Dairy owner Darryl Vander Haak. By Tom Banse

Posted: Thursday, February 11, 2010

BELLINGHAM, WA – When you think of what federal economic stimulus money has paid for, the first things that come to mind might be highway paving, energy retrofits or high-speed trains. Now here’s one of the most unconventional stimulus projects we’ve heard of. An institute at Western Washington University is getting half a million dollars to examine how to convert cow manure into horsepower. From Bellingham, correspondent Tom Banse explains.

Five years ago, dairy farmer Darryl Vander Haak flipped the switch on the first poop-to-power generator in Washington State. Officially, the facility near Lynden, Washington is known as a methane digester. Manure from around a 1000 cows goes in one end. Then controlled decomposition yields methane gas. It’s burned like natural gas in an electric generator.

The rub is, electricity sales haven’t been very profitable, or profitable at all says dairyman Vander Haak.

Darryl Vander Haak: “We’re looking for alternative ways. The Northwest has too much hydropower to compete with. It would be easier to compete with the gas companies, I guess.”

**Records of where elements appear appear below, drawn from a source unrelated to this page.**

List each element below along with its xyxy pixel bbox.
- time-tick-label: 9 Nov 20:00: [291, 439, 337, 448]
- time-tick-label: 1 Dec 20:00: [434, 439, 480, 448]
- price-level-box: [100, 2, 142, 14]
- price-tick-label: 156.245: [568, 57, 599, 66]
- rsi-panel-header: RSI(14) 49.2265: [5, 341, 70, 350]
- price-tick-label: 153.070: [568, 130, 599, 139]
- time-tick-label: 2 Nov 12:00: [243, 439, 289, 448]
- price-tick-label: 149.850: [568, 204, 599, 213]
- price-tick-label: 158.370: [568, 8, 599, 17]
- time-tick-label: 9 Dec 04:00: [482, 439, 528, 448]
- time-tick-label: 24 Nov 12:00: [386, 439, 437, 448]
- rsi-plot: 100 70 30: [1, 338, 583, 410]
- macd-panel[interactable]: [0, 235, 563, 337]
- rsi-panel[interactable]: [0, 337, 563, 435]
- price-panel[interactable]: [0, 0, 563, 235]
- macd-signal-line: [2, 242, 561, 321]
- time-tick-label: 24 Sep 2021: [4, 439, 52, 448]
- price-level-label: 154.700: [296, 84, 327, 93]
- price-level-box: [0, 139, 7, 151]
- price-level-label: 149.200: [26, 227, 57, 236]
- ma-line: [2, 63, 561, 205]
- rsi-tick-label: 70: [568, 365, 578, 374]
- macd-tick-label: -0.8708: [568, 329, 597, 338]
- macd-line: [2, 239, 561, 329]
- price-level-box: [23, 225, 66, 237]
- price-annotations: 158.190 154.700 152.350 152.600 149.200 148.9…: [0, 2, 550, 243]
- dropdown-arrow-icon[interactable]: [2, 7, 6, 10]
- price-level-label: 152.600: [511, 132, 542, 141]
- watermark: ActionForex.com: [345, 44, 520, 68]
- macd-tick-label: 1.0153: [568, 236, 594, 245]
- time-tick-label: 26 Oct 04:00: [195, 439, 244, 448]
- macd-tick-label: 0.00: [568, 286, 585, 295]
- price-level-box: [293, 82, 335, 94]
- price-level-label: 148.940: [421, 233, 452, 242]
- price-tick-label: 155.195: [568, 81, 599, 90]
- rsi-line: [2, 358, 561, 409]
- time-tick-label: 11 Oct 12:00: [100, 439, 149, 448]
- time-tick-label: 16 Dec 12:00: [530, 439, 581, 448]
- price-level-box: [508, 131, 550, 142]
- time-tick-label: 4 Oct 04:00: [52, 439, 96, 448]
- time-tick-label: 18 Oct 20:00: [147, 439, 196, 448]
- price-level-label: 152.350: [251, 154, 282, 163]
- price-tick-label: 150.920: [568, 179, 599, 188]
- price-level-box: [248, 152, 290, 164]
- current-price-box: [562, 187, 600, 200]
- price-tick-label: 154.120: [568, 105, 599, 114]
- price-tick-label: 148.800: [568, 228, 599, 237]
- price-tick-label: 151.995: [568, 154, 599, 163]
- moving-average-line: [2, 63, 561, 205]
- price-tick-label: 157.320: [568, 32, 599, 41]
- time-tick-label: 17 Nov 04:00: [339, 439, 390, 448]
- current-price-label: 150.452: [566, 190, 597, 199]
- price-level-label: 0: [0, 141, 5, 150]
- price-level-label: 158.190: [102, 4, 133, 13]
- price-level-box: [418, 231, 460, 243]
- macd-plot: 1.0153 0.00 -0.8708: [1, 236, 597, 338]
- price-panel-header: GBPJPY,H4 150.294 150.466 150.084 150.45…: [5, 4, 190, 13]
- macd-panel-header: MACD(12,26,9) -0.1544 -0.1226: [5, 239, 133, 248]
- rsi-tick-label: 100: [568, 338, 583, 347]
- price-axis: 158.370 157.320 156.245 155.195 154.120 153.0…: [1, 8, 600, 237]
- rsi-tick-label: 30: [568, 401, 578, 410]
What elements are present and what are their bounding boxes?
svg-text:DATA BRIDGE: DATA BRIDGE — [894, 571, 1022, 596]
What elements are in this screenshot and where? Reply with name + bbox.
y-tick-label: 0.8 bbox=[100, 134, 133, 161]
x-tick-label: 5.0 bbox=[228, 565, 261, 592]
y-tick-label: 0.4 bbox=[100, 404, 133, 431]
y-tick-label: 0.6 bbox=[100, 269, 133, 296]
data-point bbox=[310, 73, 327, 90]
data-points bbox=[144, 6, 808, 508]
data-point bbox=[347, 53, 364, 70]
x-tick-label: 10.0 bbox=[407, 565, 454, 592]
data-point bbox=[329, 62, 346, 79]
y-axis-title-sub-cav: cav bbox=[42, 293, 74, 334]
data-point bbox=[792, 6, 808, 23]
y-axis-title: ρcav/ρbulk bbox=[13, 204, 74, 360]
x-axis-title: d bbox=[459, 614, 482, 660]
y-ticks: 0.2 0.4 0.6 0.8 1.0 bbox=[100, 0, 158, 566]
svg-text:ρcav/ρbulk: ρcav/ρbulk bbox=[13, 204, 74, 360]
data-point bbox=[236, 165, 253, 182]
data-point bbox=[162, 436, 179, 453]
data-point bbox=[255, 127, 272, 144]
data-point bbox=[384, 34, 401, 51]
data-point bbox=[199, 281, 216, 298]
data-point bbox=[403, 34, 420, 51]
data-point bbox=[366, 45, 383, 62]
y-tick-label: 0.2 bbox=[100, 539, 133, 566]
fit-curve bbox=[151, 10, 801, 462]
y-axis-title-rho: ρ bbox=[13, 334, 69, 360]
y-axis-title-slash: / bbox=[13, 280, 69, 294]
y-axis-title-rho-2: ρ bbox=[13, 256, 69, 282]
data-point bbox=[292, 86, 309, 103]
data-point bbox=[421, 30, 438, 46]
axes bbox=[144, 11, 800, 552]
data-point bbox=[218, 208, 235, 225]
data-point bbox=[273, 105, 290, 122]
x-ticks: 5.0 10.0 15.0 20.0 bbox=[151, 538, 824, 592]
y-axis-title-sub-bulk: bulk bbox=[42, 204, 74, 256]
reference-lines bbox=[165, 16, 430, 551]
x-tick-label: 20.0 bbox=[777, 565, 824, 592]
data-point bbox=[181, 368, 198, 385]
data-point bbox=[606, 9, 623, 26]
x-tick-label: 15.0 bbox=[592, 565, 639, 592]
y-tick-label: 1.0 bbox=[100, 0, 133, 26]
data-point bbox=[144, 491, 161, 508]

That’s why Vander Haak was open minded when the director of the Vehicle Research Institute at Western Washington University came calling from down the road in Bellingham. Eric Leonhardt says he’s long had his eye on the dairy herd as a source of transportation fuel.

Eric Leonhardt: “The problem is when the gas comes off the digester, it has not only methane in it – sixty percent -- it also has carbon dioxide -- forty percent, roughly. And it has a trace of hydrogen sulfide.”

Leonhardt says the challenge is to remove those engine-wrecking impurities cost-effectively. Other than that, powering vehicles with natural gas is not new. Generating the fuel from renewable sources has been done before too, for example at landfills. The U.S. Department of Energy gave the $500,000 grant to improve the fuel refining process and then demonstrate whether biogas could be cost-competitive. At lot depends on the price of fossil fuels.

Eric Leonhardt: “At six dollars a gallon, the payoff period isn’t very long.”

Reporter: "Six dollars a gallon for petroleum fuel?"

Eric Leonhardt: Yes. If you start at three dollars a gallon, it’s a push. It is right on the edge of being possible.”

This spring, the vehicle research institute plans to retrofit a donated airporter shuttle bus. It will take a few months of road testing to confirm Leonhardt’s cost estimates. The researcher has already calculated that the cows from just two large dairies could fuel all the public buses in his home of Whatcom County.